At the health center 

Adults

  • Give Chloramphenicol 1g IV or IM STAT plus
  • Gentamycin 240 mg slow IV or IM STAT plus
  • Quinine 1200mg IV in 5% dextrose over 4 hours

Hospital treatment:

Adults:

  • Ceftriaxone 2g IV 24 hourly for 7 - 10 days

Alternatively

  • Ciprofloxacin 400 mg IV every 12 hoursly or 500 mg orally 12 hourly plus Benzylpenicillin 2MU IV 6 hourly
  • Switch to oral Ciprofloxacin 500 mg 12 hourly plus Amoxycillin 500 mg 8 hourly, or oral Co-amoxiclav 625 mg 8 hourly, when improved
  • Antibiotics should be given for a minimum of 5 days

Note:

  • Adjust treatment as per blood culture and sensitivity result.
  • If patient not improving, think of tuberculosis or resistant organisms eg Klebsiella pneumoniae, Pseudomonas aeruginosa, Escherichia coli and treat accordingly.
  • If intra-abdominal source suspected: Add Metronidazole 500 mg IV or 400 mg orally 8 hourly.
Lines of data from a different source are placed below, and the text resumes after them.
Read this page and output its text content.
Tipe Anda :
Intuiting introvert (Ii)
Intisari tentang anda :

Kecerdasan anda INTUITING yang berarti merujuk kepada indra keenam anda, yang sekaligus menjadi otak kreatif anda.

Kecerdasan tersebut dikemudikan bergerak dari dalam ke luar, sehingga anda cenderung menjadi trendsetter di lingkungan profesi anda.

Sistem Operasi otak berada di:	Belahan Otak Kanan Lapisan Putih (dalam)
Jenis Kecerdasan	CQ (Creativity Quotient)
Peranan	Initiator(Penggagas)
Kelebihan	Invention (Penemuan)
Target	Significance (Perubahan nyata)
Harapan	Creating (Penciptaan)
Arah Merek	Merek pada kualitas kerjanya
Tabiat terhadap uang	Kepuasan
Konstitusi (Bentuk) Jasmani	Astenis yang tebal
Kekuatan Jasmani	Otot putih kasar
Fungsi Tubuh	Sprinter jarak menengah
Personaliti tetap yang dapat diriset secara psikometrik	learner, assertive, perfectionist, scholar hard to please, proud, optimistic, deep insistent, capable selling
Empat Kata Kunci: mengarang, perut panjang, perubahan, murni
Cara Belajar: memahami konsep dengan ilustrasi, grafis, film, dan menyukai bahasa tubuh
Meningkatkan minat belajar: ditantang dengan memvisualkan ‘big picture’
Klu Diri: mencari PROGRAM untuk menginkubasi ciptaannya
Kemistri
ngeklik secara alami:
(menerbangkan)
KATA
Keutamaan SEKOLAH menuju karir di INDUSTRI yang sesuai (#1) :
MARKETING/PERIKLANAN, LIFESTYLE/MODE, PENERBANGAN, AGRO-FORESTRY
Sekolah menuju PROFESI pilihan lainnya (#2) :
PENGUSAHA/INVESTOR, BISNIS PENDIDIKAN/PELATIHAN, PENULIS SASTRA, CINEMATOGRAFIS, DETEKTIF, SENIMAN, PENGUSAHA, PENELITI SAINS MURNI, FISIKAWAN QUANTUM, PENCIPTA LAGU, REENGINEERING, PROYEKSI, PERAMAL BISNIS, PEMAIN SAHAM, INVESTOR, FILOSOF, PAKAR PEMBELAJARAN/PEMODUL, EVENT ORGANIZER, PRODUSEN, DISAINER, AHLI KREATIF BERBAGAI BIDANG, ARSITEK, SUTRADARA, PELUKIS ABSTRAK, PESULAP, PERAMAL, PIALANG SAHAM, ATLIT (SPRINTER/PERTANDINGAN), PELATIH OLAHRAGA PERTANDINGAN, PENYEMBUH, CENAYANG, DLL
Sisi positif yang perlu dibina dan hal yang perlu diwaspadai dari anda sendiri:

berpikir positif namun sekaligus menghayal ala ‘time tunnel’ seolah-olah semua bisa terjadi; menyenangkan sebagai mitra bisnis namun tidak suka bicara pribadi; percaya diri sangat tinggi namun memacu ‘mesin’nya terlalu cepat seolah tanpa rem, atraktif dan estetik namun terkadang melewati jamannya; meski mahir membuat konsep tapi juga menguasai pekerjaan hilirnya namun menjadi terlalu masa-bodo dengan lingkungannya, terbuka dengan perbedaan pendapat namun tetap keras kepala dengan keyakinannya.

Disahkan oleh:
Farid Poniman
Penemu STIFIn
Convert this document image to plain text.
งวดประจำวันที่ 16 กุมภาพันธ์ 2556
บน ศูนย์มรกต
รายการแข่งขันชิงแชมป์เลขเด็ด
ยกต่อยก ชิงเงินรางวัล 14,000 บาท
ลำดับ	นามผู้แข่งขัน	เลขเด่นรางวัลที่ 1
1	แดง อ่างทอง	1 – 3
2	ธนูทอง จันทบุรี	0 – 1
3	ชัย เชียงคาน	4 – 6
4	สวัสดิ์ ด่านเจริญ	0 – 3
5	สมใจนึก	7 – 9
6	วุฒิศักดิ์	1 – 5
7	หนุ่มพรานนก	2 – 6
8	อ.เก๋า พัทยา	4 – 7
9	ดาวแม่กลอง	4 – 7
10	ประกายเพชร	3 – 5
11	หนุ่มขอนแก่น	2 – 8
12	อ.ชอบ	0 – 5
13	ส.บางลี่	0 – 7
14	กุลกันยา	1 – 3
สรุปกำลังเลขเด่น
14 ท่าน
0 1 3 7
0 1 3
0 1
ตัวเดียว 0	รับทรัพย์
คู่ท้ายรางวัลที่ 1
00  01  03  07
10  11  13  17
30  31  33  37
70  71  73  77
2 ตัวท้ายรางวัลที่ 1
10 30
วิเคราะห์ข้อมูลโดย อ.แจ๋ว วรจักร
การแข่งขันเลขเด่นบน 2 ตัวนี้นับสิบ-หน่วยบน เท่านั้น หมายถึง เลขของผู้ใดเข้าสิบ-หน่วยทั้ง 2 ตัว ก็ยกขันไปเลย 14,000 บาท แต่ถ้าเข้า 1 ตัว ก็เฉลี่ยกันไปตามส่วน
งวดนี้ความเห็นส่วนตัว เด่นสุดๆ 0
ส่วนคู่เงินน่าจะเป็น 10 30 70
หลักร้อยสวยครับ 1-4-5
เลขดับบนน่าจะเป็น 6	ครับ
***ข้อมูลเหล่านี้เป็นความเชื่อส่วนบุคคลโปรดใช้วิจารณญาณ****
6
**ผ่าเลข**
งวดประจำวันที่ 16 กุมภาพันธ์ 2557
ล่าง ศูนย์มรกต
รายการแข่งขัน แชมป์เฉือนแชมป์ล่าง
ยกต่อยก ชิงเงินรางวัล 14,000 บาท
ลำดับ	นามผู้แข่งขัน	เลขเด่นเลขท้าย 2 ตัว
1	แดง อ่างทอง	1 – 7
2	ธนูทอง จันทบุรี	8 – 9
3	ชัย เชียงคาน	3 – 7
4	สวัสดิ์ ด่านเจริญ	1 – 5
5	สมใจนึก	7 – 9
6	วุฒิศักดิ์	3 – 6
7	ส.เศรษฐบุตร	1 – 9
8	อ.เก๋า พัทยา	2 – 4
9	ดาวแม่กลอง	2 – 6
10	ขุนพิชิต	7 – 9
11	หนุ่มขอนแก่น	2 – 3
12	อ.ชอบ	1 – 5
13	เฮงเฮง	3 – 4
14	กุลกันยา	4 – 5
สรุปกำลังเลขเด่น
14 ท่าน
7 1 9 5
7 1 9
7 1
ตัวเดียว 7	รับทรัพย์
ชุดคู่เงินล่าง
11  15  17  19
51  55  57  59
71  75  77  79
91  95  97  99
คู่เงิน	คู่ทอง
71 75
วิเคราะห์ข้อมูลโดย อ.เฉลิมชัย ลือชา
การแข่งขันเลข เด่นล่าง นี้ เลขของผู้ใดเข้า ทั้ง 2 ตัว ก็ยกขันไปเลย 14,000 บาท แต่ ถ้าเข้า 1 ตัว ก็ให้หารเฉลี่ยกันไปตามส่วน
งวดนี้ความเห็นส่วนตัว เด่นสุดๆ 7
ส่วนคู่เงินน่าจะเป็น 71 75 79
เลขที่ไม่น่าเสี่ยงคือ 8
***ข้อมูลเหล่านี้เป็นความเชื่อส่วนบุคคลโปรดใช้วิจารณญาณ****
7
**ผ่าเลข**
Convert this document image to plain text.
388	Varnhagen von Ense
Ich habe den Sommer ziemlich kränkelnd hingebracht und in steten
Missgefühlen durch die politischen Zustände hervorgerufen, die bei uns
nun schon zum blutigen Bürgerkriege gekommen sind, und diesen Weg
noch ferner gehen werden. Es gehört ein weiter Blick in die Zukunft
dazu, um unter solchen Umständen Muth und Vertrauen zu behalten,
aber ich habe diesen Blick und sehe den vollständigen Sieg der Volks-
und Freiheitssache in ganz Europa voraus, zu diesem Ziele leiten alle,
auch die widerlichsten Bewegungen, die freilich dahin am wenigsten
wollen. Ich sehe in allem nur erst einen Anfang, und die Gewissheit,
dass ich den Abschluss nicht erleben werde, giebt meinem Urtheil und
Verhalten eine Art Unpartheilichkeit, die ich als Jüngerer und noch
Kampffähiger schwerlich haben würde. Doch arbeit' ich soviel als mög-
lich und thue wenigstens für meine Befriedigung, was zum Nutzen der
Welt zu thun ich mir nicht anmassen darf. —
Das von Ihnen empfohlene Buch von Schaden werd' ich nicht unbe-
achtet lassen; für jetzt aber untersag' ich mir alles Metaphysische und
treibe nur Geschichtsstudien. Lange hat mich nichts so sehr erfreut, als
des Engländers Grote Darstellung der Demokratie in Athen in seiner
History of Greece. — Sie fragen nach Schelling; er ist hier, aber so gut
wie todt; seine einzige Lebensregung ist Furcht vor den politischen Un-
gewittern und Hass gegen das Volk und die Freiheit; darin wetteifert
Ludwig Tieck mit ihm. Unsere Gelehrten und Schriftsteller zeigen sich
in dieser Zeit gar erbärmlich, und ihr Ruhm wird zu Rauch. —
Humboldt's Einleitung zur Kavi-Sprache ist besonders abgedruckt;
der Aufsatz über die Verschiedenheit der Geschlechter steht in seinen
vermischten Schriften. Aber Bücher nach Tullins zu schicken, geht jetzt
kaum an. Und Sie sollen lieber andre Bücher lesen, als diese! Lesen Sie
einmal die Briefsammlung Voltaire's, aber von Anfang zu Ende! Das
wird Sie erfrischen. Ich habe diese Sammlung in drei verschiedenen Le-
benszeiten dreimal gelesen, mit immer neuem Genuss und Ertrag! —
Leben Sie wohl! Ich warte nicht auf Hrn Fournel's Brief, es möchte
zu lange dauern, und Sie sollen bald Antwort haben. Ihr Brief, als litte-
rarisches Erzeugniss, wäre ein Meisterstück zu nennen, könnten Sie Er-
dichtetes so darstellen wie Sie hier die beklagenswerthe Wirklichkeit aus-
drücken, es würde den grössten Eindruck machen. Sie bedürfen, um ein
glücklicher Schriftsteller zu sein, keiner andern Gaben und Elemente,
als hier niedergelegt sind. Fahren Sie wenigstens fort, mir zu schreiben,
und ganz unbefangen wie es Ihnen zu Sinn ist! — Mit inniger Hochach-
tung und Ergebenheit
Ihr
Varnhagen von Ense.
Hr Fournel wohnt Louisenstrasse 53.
If still febrile after 72 hours reassess the patient

SEPSIS IN CHILDREN

  • Bacteremia with two or more of the following:
    • Temperature >38°C or <36°C
    • Tachycardia
    • Tachypnoea
    • White blood cell count >12000/mm3 or <4000/mm3 or >10% immature bands

Causes:

Streptococcus pneumonia, staphylococcus aureus, Salmonella species, haemophilus Influenza b. 

Clinical Features

SIGNS AND SYMPTOMS

  • Fever, Malaise, Headache, Poor appetite, Myalgia, Tachycardia, tachypnea, Seizures, Shock.  

INVESTIGATIONS

  • FBC, Urine dipstick, microscopy and culture, Blood culture, Serum glucose, Lumbar puncture (if indicated), Inflammatory markers: ESR, CRP, Chest Xray.

Treatment

PHARMACOLOGICAL

  • Benzyl Penicillin 50,000 units/kg IV or IM 6 hourly for 5-7 days plus
  • Gentamycin 7.5 mg/kg slow IV or IM 24 hourly for 5 -7 days
  • Adjust antibiotics as guided by microbiology results

If still febrile after 72 hours:

  • Repeat blood culture
  • Look for source of infection
  • Change to Ceftriaxone 50mg/kg IV
  • once daily antipyretics
  • NEVER USE ASPIRIN IN CHILDREN
  • Paracetamol 15mg/kg PO 6 hourly

Complications 

  • Multiorgan dysfunction
  • Septic shock

Disseminated intravascular coagulopathy (DIC)

REFERRAL CRITERIA

Persistent fevers while on second line antibiotics and signs of multiorgan dysfunction

COVID-19 INFECTION

  • Please refer to Malawi National Management COVID-19 guidelines (for prevention, diagnosis, and treatment guidelines). Also refer on vaccination section for COVID-19 vaccine.